About half of the money will pay for two small-plot combines expected to allow the researchers to study more efficiently and accurately how varying weed treatments affect crop yields.

Sikkema is particularly interested in learning more about weed management for growing corn, wheat and soybeans — crops worth a total of more than $1 billion a year for Ontario farmers alone. Schaafsma will also use the equipment to study how insects and diseases affect these crops.

“This equipment is absolutely crucial to our long-term pest-management program,” says Sikkema, a two-time U of G graduate who studies weed management in field crops and dry beans. “It will really improve the quality of the research we do at the campus.”

He hopes to break in the new equipment this summer while harvesting crops grown on about 40 acres of test plots at Ridgetown. Weed-management research also takes place at the Huron Research Station run by Ridgetown, as well as on farmers' fields across southwestern Ontario.

Evaluating new weed-control products and developing optimum weed-management tactics for farmers is the main goal, says Sikkema.

“We'll be using these combines to evaluate the effect of things like time of herbicide application on crop yield, the effect of time of day of application on herbicide efficacy, and the effect of allowing the herbicide to stay in the spray tank for extended periods of time before application.”

Helping growers find easier and less expensive ways to manage weeds is partly the goal for Robinson. He's also interested in exploring organic forms of weed control to reduce the environmental impacts of conventional herbicide sprays.

The CFI funding will enable him to buy tilling and planting equipment — as well as a tractor and trailer — to test the use of cover crops for alternative weed control. A cover crop is planted specially in the fall, then “crimped” in the spring to stop its growth while leaving it in the field. At the same time, the planting equipment will sow the desired crop of, say, organic soybeans.

Robinson explains that the cover crop prevents weed growth during the main crop's growing season and also acts as mulch to reduce evaporation from soil between the soybeans. Without such equipment, farmers spray herbicides or use less efficient methods to cultivate the soil, akin to a gardener with a hoe.

“This equipment allows us to move up to a level where growers can actually say this is something that's not just an alternative — it's a feasible alternative” that can be used over hundreds of acres.

He's also interested in testing the system for weed control in vegetables, primarily cucumbers, sweet corn and peppers.
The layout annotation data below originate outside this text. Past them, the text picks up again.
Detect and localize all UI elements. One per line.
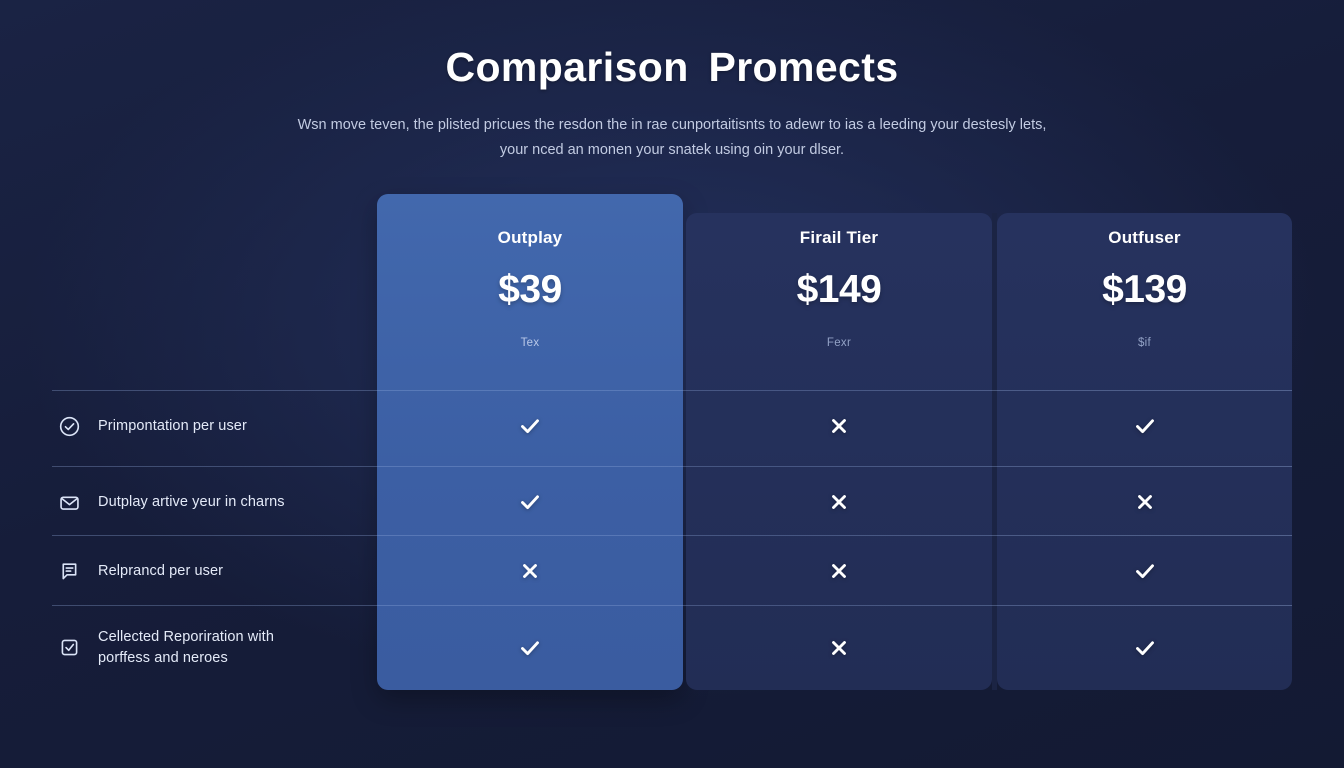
page-title: Comparison Promects [0,44,1344,91]
table-row: Primpontation per user [52,390,1292,462]
table-row: Cellected Reporiration with porffess and… [52,605,1292,690]
cell-2-2 [686,466,992,538]
check-icon [1132,558,1158,584]
tier-note-3: $if [997,337,1292,349]
tier-name-1: Outplay [377,228,683,248]
cross-icon [826,413,852,439]
table-row: Relprancd per user [52,535,1292,607]
cell-2-3 [997,466,1292,538]
cross-icon [826,489,852,515]
tier-note-1: Tex [377,337,683,349]
cell-1-3 [997,390,1292,462]
feature-text-3: Relprancd per user [98,561,223,582]
page-subtitle: Wsn move teven, the plisted pricues the … [257,113,1087,163]
feature-text-1: Primpontation per user [98,416,247,437]
pricing-column-header-2[interactable]: Firail Tier $149 Fexr [686,194,992,349]
page-header: Comparison Promects Wsn move teven, the … [0,0,1344,163]
cell-3-2 [686,535,992,607]
check-icon [517,489,543,515]
check-icon [1132,635,1158,661]
cell-3-1 [377,535,683,607]
cell-4-2 [686,605,992,690]
feature-label-4: Cellected Reporiration with porffess and… [52,605,372,690]
check-icon [1132,413,1158,439]
cell-1-2 [686,390,992,462]
document-icon [57,559,82,584]
check-icon [517,635,543,661]
cross-icon [826,635,852,661]
pricing-column-header-1[interactable]: Outplay $39 Tex [377,194,683,349]
tier-note-2: Fexr [686,337,992,349]
tier-price-1: $39 [377,268,683,312]
check-icon [517,413,543,439]
cell-1-1 [377,390,683,462]
tier-price-3: $139 [997,268,1292,312]
cell-3-3 [997,535,1292,607]
comparison-table: Outplay $39 Tex Firail Tier $149 Fexr Ou… [52,194,1292,690]
feature-label-3: Relprancd per user [52,535,372,607]
feature-label-1: Primpontation per user [52,390,372,462]
checkbox-icon [57,635,82,660]
cross-icon [1132,489,1158,515]
feature-text-4: Cellected Reporiration with porffess and… [98,627,274,669]
cross-icon [826,558,852,584]
comparison-header-row: Outplay $39 Tex Firail Tier $149 Fexr Ou… [52,194,1292,390]
tier-price-2: $149 [686,268,992,312]
feature-label-2: Dutplay artive yeur in charns [52,466,372,538]
cell-4-1 [377,605,683,690]
table-row: Dutplay artive yeur in charns [52,466,1292,538]
page-subtitle-line-1: Wsn move teven, the plisted pricues the … [257,113,1087,138]
envelope-icon [57,490,82,515]
feature-text-4-line-2: porffess and neroes [98,650,228,666]
pricing-column-header-3[interactable]: Outfuser $139 $if [997,194,1292,349]
feature-text-2: Dutplay artive yeur in charns [98,492,285,513]
feature-text-4-line-1: Cellected Reporiration with [98,629,274,645]
tier-name-3: Outfuser [997,228,1292,248]
comparison-grid: Outplay $39 Tex Firail Tier $149 Fexr Ou… [52,194,1292,690]
cell-4-3 [997,605,1292,690]
page-subtitle-line-2: your nced an monen your snatek using oin… [257,138,1087,163]
circle-check-icon [57,414,82,439]
cross-icon [517,558,543,584]
cell-2-1 [377,466,683,538]
tier-name-2: Firail Tier [686,228,992,248]
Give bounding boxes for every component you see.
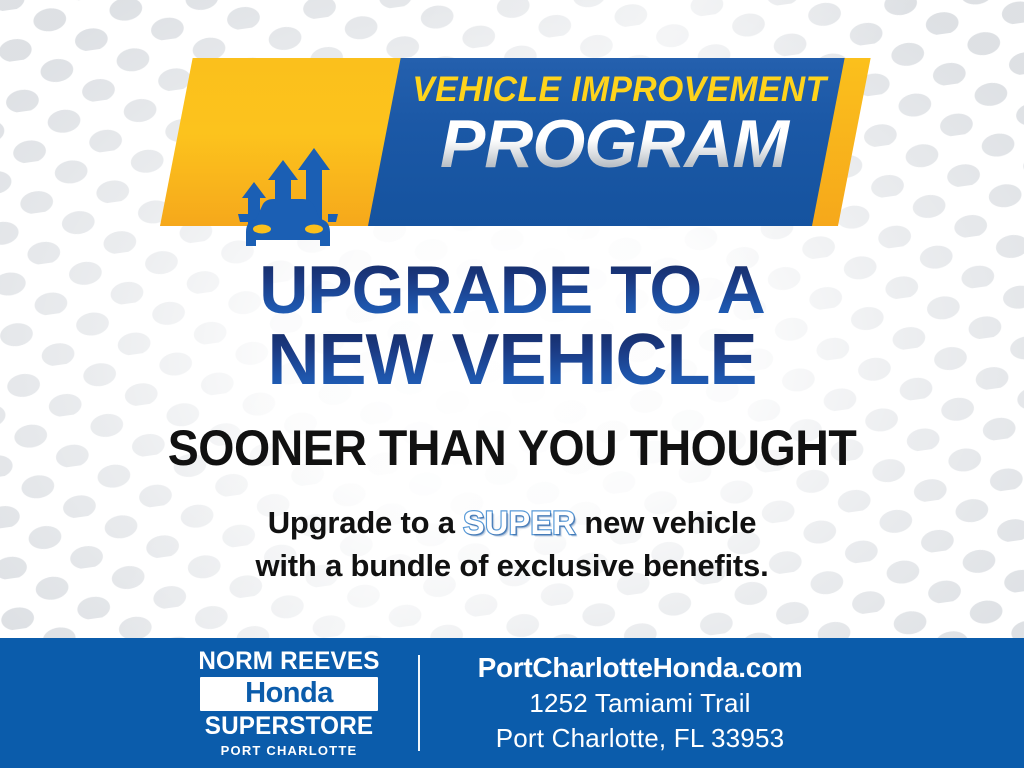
dealer-logo-brand-bar: Honda [200, 677, 378, 711]
footer-vertical-divider [418, 655, 420, 751]
body-copy-line-1-suffix: new vehicle [584, 505, 756, 540]
body-copy-line-1-prefix: Upgrade to a [268, 505, 455, 540]
dealer-footer-bar: NORM REEVES Honda SUPERSTORE PORT CHARLO… [0, 638, 1024, 768]
super-highlight-word: SUPER [463, 501, 576, 545]
banner-title: PROGRAM [404, 111, 824, 178]
dealer-street-address: 1252 Tamiami Trail [450, 688, 830, 720]
banner-text-block: VEHICLE IMPROVEMENT PROGRAM [404, 72, 824, 178]
dealer-logo-top-line: NORM REEVES [197, 649, 381, 674]
body-copy-line-2: with a bundle of exclusive benefits. [0, 545, 1024, 588]
dealer-logo-city: PORT CHARLOTTE [194, 744, 384, 757]
body-copy-line-1: Upgrade to a SUPER new vehicle [0, 500, 1024, 545]
banner-subtitle: VEHICLE IMPROVEMENT [412, 72, 815, 107]
dealer-contact-block: PortCharlotteHonda.com 1252 Tamiami Trai… [450, 651, 830, 755]
headline-line-1: UPGRADE TO A [0, 258, 1024, 324]
subheadline: SOONER THAN YOU THOUGHT [36, 423, 988, 473]
car-with-rising-arrows-icon [228, 136, 340, 258]
advertisement-banner: VEHICLE IMPROVEMENT PROGRAM UPGRADE TO A… [0, 0, 1024, 768]
dealer-logo-brand: Honda [200, 679, 378, 708]
headline-line-2: NEW VEHICLE [0, 326, 1024, 396]
dealer-city-state-zip: Port Charlotte, FL 33953 [450, 723, 830, 755]
dealer-website-link[interactable]: PortCharlotteHonda.com [450, 651, 830, 685]
dealer-logo-bottom-line: SUPERSTORE [197, 714, 381, 739]
dealer-logo[interactable]: NORM REEVES Honda SUPERSTORE PORT CHARLO… [194, 649, 384, 757]
headline-block: UPGRADE TO A NEW VEHICLE [0, 258, 1024, 396]
body-copy-block: Upgrade to a SUPER new vehicle with a bu… [0, 500, 1024, 588]
program-banner: VEHICLE IMPROVEMENT PROGRAM [0, 58, 1024, 226]
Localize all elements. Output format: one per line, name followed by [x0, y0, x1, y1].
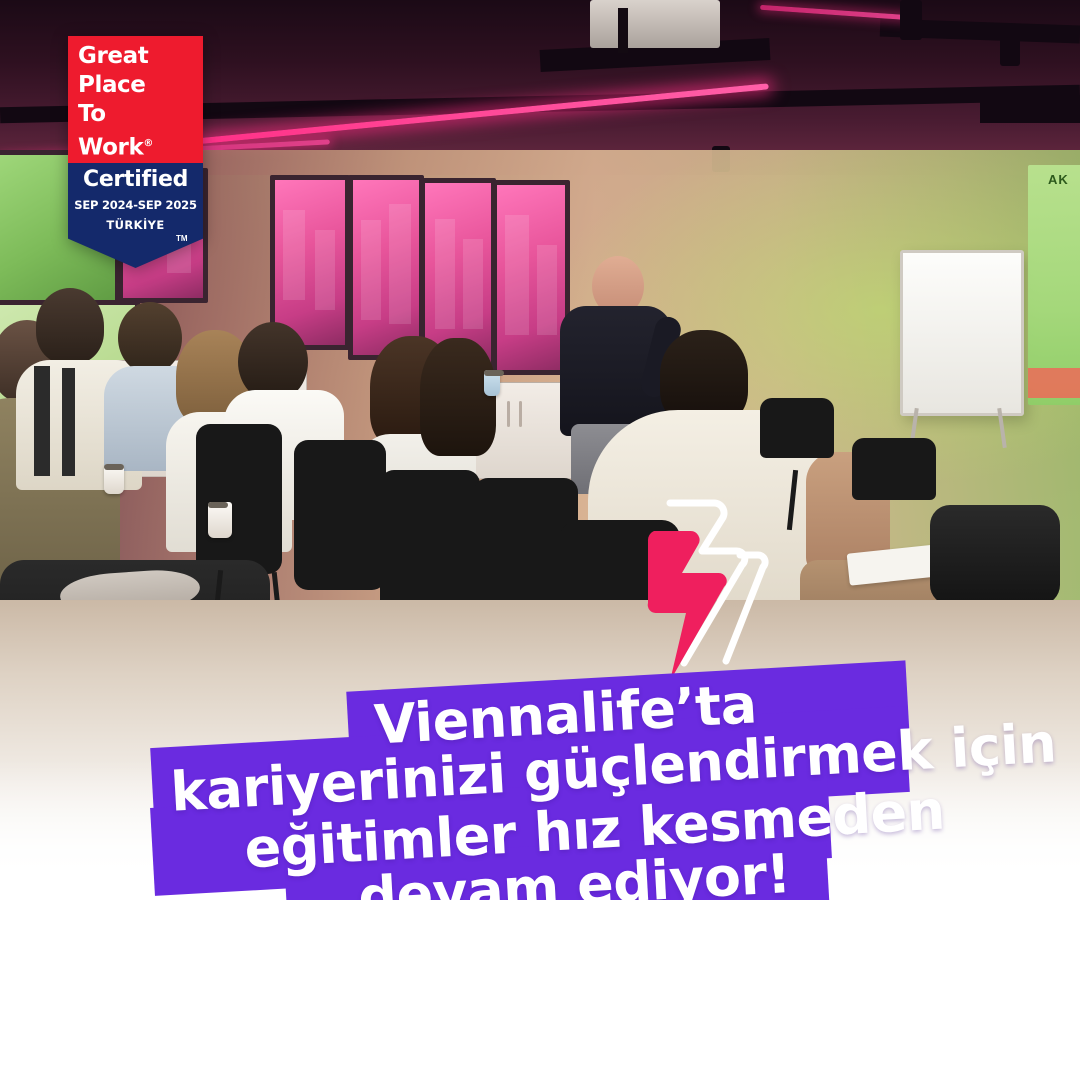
- badge-line-4-wrap: Work®: [78, 129, 153, 163]
- projector-mount: [618, 8, 628, 53]
- window-3: [348, 175, 424, 360]
- attendee-shirt-stripe-2: [62, 368, 75, 476]
- chair-left-2: [294, 440, 386, 590]
- chair-left-3: [380, 470, 480, 620]
- post-canvas: AK: [0, 0, 1080, 1080]
- great-place-to-work-certified-badge: Great Place To Work® Certified SEP 2024-…: [68, 36, 203, 268]
- badge-line-3: To: [78, 100, 153, 129]
- ceiling-projector: [590, 0, 720, 48]
- flipchart-whiteboard: [900, 250, 1024, 416]
- ceiling-beam-4: [980, 95, 1080, 123]
- coffee-cup-2: [208, 502, 232, 538]
- badge-country: TÜRKİYE: [68, 218, 203, 232]
- attendee-head-7: [420, 338, 496, 456]
- badge-certified-label: Certified: [68, 167, 203, 192]
- lightning-bolt-graphic: [640, 495, 820, 695]
- badge-red-text: Great Place To Work®: [78, 42, 153, 163]
- bolt-outline-right: [726, 555, 765, 661]
- attendee-head-2: [36, 288, 104, 364]
- wall-poster-footer: [1028, 368, 1080, 398]
- ceiling-spot: [900, 0, 922, 40]
- badge-line-4: Work: [78, 135, 143, 161]
- trademark-mark-icon: TM: [176, 234, 188, 243]
- floor-white-fade: [0, 760, 1080, 900]
- chair-right-front: [930, 505, 1060, 605]
- footer-bar: aradığın iş burada Viennalife: [0, 900, 1080, 1080]
- attendee-shirt-stripe: [34, 366, 50, 476]
- coffee-cup-1: [104, 464, 124, 494]
- badge-dates: SEP 2024-SEP 2025: [68, 198, 203, 212]
- badge-line-1: Great: [78, 42, 153, 71]
- window-5: [492, 180, 570, 375]
- attendee-head-3: [118, 302, 182, 374]
- wall-poster-text: AK: [1048, 172, 1069, 187]
- chair-back-right-2: [852, 438, 936, 500]
- badge-line-2: Place: [78, 71, 153, 100]
- registered-mark-icon: ®: [143, 138, 153, 149]
- chair-left-1: [196, 424, 282, 574]
- chair-back-right: [760, 398, 834, 458]
- ceiling-spot-2: [1000, 30, 1020, 66]
- water-bottle: [484, 370, 500, 396]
In total, growers produced about $30 million worth of those three crops in 2003, according to the Ontario Processing Vegetable Growers.

Robinson's trials, to be held mostly on nearby farms, will help him share results with the American equipment manufacturer of the recently designed implements.

He also wants to learn more about how weeds compete for water and nutrients in organic systems, a topic that stems from his PhD studies at U of G.

The Pest Management Group at Ridgetown conducts small-plot and field-scale efficacy and management trials, develops cereal varieties, screens for fusarium fungus, and tests pesticide application technology, says Schaafsma, an expert in field-crop pest management who was named director of Ridgetown early this year.

“This CFI award gives a tremendous boost to the research equipment infrastructure within the group, mainly to allow for greater capacity and for increasing experimental precision in research activities, together with added safety by replacing outdated and inefficient equipment.”